Even more stringent than Hill’s proposal is Mullin’s bill, which would ban weight-gain antibiotics and sharply restrict access to the preventive kind.

Under the current system farmers and ranchers can obtain preventive antibiotics, intended to pre-emptively stem the spread of diseases like pneumonia, over the counter. The FDA has proposed having veterinarians sign off.

But making that oversight optional, as the FDA framework does, is not enough, according to Mullin.

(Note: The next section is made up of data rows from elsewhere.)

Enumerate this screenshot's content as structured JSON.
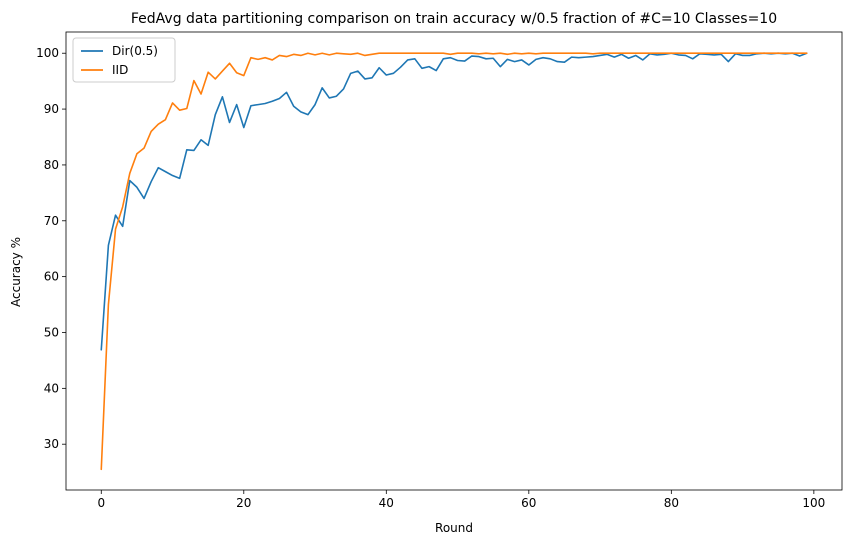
{
  "chart_data": {
    "type": "line",
    "title": "FedAvg data partitioning comparison on train accuracy w/0.5 fraction of #C=10 Classes=10",
    "xlabel": "Round",
    "ylabel": "Accuracy %",
    "xlim": [
      -4.95,
      103.95
    ],
    "ylim": [
      21.8,
      103.8
    ],
    "xticks": [
      0,
      20,
      40,
      60,
      80,
      100
    ],
    "yticks": [
      30,
      40,
      50,
      60,
      70,
      80,
      90,
      100
    ],
    "grid": false,
    "legend": "top-left",
    "series": [
      {
        "name": "Dir(0.5)",
        "color": "#1f77b4",
        "x": [
          0,
          1,
          2,
          3,
          4,
          5,
          6,
          7,
          8,
          9,
          10,
          11,
          12,
          13,
          14,
          15,
          16,
          17,
          18,
          19,
          20,
          21,
          22,
          23,
          24,
          25,
          26,
          27,
          28,
          29,
          30,
          31,
          32,
          33,
          34,
          35,
          36,
          37,
          38,
          39,
          40,
          41,
          42,
          43,
          44,
          45,
          46,
          47,
          48,
          49,
          50,
          51,
          52,
          53,
          54,
          55,
          56,
          57,
          58,
          59,
          60,
          61,
          62,
          63,
          64,
          65,
          66,
          67,
          68,
          69,
          70,
          71,
          72,
          73,
          74,
          75,
          76,
          77,
          78,
          79,
          80,
          81,
          82,
          83,
          84,
          85,
          86,
          87,
          88,
          89,
          90,
          91,
          92,
          93,
          94,
          95,
          96,
          97,
          98,
          99
        ],
        "values": [
          46.9,
          65.6,
          71.0,
          69.0,
          77.2,
          76.0,
          74.0,
          77.0,
          79.5,
          78.8,
          78.1,
          77.6,
          82.7,
          82.6,
          84.5,
          83.5,
          89.0,
          92.2,
          87.6,
          90.8,
          86.7,
          90.6,
          90.8,
          91.0,
          91.4,
          91.9,
          93.0,
          90.5,
          89.5,
          89.0,
          90.8,
          93.8,
          92.0,
          92.3,
          93.6,
          96.4,
          96.8,
          95.4,
          95.6,
          97.4,
          96.1,
          96.4,
          97.5,
          98.8,
          99.0,
          97.3,
          97.6,
          96.9,
          99.0,
          99.2,
          98.7,
          98.6,
          99.5,
          99.4,
          99.0,
          99.1,
          97.6,
          98.9,
          98.5,
          98.8,
          97.9,
          98.9,
          99.2,
          99.0,
          98.5,
          98.4,
          99.3,
          99.2,
          99.3,
          99.4,
          99.6,
          99.8,
          99.3,
          99.8,
          99.1,
          99.6,
          98.8,
          99.9,
          99.7,
          99.8,
          100.0,
          99.7,
          99.6,
          99.0,
          99.9,
          99.8,
          99.7,
          99.8,
          98.5,
          99.9,
          99.6,
          99.6,
          99.9,
          100.0,
          99.9,
          100.0,
          99.9,
          100.0,
          99.5,
          100.0
        ]
      },
      {
        "name": "IID",
        "color": "#ff7f0e",
        "x": [
          0,
          1,
          2,
          3,
          4,
          5,
          6,
          7,
          8,
          9,
          10,
          11,
          12,
          13,
          14,
          15,
          16,
          17,
          18,
          19,
          20,
          21,
          22,
          23,
          24,
          25,
          26,
          27,
          28,
          29,
          30,
          31,
          32,
          33,
          34,
          35,
          36,
          37,
          38,
          39,
          40,
          41,
          42,
          43,
          44,
          45,
          46,
          47,
          48,
          49,
          50,
          51,
          52,
          53,
          54,
          55,
          56,
          57,
          58,
          59,
          60,
          61,
          62,
          63,
          64,
          65,
          66,
          67,
          68,
          69,
          70,
          71,
          72,
          73,
          74,
          75,
          76,
          77,
          78,
          79,
          80,
          81,
          82,
          83,
          84,
          85,
          86,
          87,
          88,
          89,
          90,
          91,
          92,
          93,
          94,
          95,
          96,
          97,
          98,
          99
        ],
        "values": [
          25.5,
          55.0,
          68.5,
          72.5,
          78.5,
          82.0,
          83.0,
          86.0,
          87.3,
          88.1,
          91.1,
          89.8,
          90.1,
          95.1,
          92.7,
          96.6,
          95.4,
          96.8,
          98.2,
          96.5,
          96.0,
          99.2,
          98.9,
          99.2,
          98.8,
          99.6,
          99.4,
          99.8,
          99.6,
          100.0,
          99.7,
          100.0,
          99.7,
          100.0,
          99.9,
          99.8,
          100.0,
          99.6,
          99.8,
          100.0,
          100.0,
          100.0,
          100.0,
          100.0,
          100.0,
          100.0,
          100.0,
          100.0,
          100.0,
          99.8,
          100.0,
          100.0,
          100.0,
          99.9,
          100.0,
          99.9,
          100.0,
          99.8,
          100.0,
          99.9,
          100.0,
          99.9,
          100.0,
          100.0,
          100.0,
          100.0,
          100.0,
          100.0,
          100.0,
          99.9,
          100.0,
          100.0,
          100.0,
          100.0,
          100.0,
          100.0,
          100.0,
          100.0,
          100.0,
          100.0,
          100.0,
          100.0,
          100.0,
          100.0,
          100.0,
          100.0,
          100.0,
          100.0,
          100.0,
          100.0,
          100.0,
          100.0,
          100.0,
          100.0,
          100.0,
          100.0,
          100.0,
          100.0,
          100.0,
          100.0
        ]
      }
    ]
  }
}
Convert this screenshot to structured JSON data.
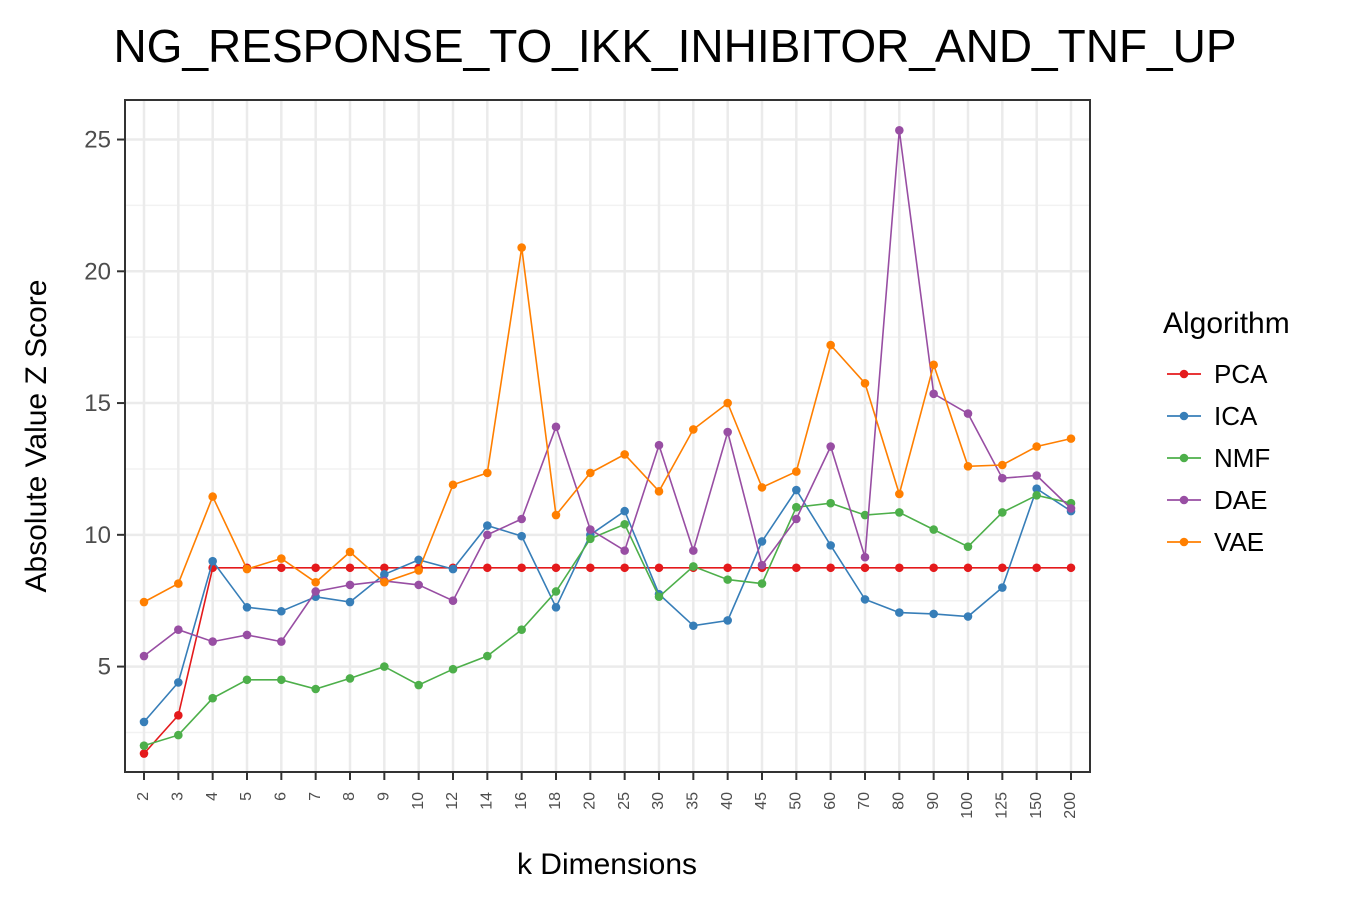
{
  "chart_data": {
    "type": "line",
    "title": "NG_RESPONSE_TO_IKK_INHIBITOR_AND_TNF_UP",
    "xlabel": "k Dimensions",
    "ylabel": "Absolute Value Z Score",
    "categories": [
      "2",
      "3",
      "4",
      "5",
      "6",
      "7",
      "8",
      "9",
      "10",
      "12",
      "14",
      "16",
      "18",
      "20",
      "25",
      "30",
      "35",
      "40",
      "45",
      "50",
      "60",
      "70",
      "80",
      "90",
      "100",
      "125",
      "150",
      "200"
    ],
    "yticks": [
      5,
      10,
      15,
      20,
      25
    ],
    "ylim": [
      1.0,
      26.5
    ],
    "grid": true,
    "legend_title": "Algorithm",
    "legend_position": "right",
    "series": [
      {
        "name": "PCA",
        "color": "#e41a1c",
        "values": [
          1.7,
          3.15,
          8.75,
          8.75,
          8.75,
          8.75,
          8.75,
          8.75,
          8.75,
          8.75,
          8.75,
          8.75,
          8.75,
          8.75,
          8.75,
          8.75,
          8.75,
          8.75,
          8.75,
          8.75,
          8.75,
          8.75,
          8.75,
          8.75,
          8.75,
          8.75,
          8.75,
          8.75
        ]
      },
      {
        "name": "ICA",
        "color": "#377eb8",
        "values": [
          2.9,
          4.4,
          9.0,
          7.25,
          7.1,
          7.65,
          7.45,
          8.5,
          9.05,
          8.7,
          10.35,
          9.95,
          7.25,
          10.0,
          10.9,
          7.75,
          6.55,
          6.75,
          9.75,
          11.7,
          9.6,
          7.55,
          7.05,
          7.0,
          6.9,
          8.0,
          11.75,
          10.9
        ]
      },
      {
        "name": "NMF",
        "color": "#4daf4a",
        "values": [
          2.0,
          2.4,
          3.8,
          4.5,
          4.5,
          4.15,
          4.55,
          5.0,
          4.3,
          4.9,
          5.4,
          6.4,
          7.85,
          9.85,
          10.4,
          7.65,
          8.8,
          8.3,
          8.15,
          11.05,
          11.2,
          10.75,
          10.85,
          10.2,
          9.55,
          10.85,
          11.5,
          11.2
        ]
      },
      {
        "name": "DAE",
        "color": "#984ea3",
        "values": [
          5.4,
          6.4,
          5.95,
          6.2,
          5.95,
          7.85,
          8.1,
          8.25,
          8.1,
          7.5,
          10.0,
          10.6,
          14.1,
          10.2,
          9.4,
          13.4,
          9.4,
          13.9,
          8.85,
          10.6,
          13.35,
          9.15,
          25.35,
          15.35,
          14.6,
          12.15,
          12.25,
          11.0
        ]
      },
      {
        "name": "VAE",
        "color": "#ff7f00",
        "values": [
          7.45,
          8.15,
          11.45,
          8.7,
          9.1,
          8.2,
          9.35,
          8.2,
          8.65,
          11.9,
          12.35,
          20.9,
          10.75,
          12.35,
          13.05,
          11.65,
          14.0,
          15.0,
          11.8,
          12.4,
          17.2,
          15.75,
          11.55,
          16.45,
          12.6,
          12.65,
          13.35,
          13.65
        ]
      }
    ]
  }
}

His bill would bar preventive use of antibiotics except in limited cases where there is documented risk of a sick animal infecting other animals.

To Mullin and allies, keeping those preventive antibiotics widely available would preserve a loophole.

“I’m concerned that, essentially, we’re not getting at the core problem and would still have a high volume of antibiotics in the food supply” if preventive use isn’t scaled back, Mullin said.

Beyond that, Kar said, some large producers use preventive drugs to compensate for cramped or unclean conditions that help incubate disease.

“It would really limit the circumstances when antibiotics are used to what we think are the appropriate uses: when the animal is sick or when there’s an outbreak on the premises that needs to be contained,” Kar said of Mullin’s bill. “It shouldn’t be because you’re raising the animals in crowded, unsanitary conditions.”

Building a barrier to obtaining preventive medicine is short-sighted, according to Noelle Cremers of the California Farm Bureau Federation. Cremers said the tightened standards Mullin proposes will delay treatment, comparing it to forcing a family to wait for a doctor to make house calls.

“Farmers and ranchers want to make sure that antibiotics remain effective for human health and animal health,” Cremers said, but “there’s a recognition that we need to prevent disease, and antibiotics applied through feed can do a really good job of preventing disease.”

California is in the midst of another withering drought, with dry grass leaving cattle more susceptible to respiratory issues and other problems, according to Daley of the California Cattlemen’s Association. Policymakers must give food producers the autonomy they need to keep their animals healthy, Daley said.

“Frankly, most cattlemen don’t want to see indiscriminate use of antibiotics, either,” Daley said, but “we need the flexibility to be able to use them when we need them.”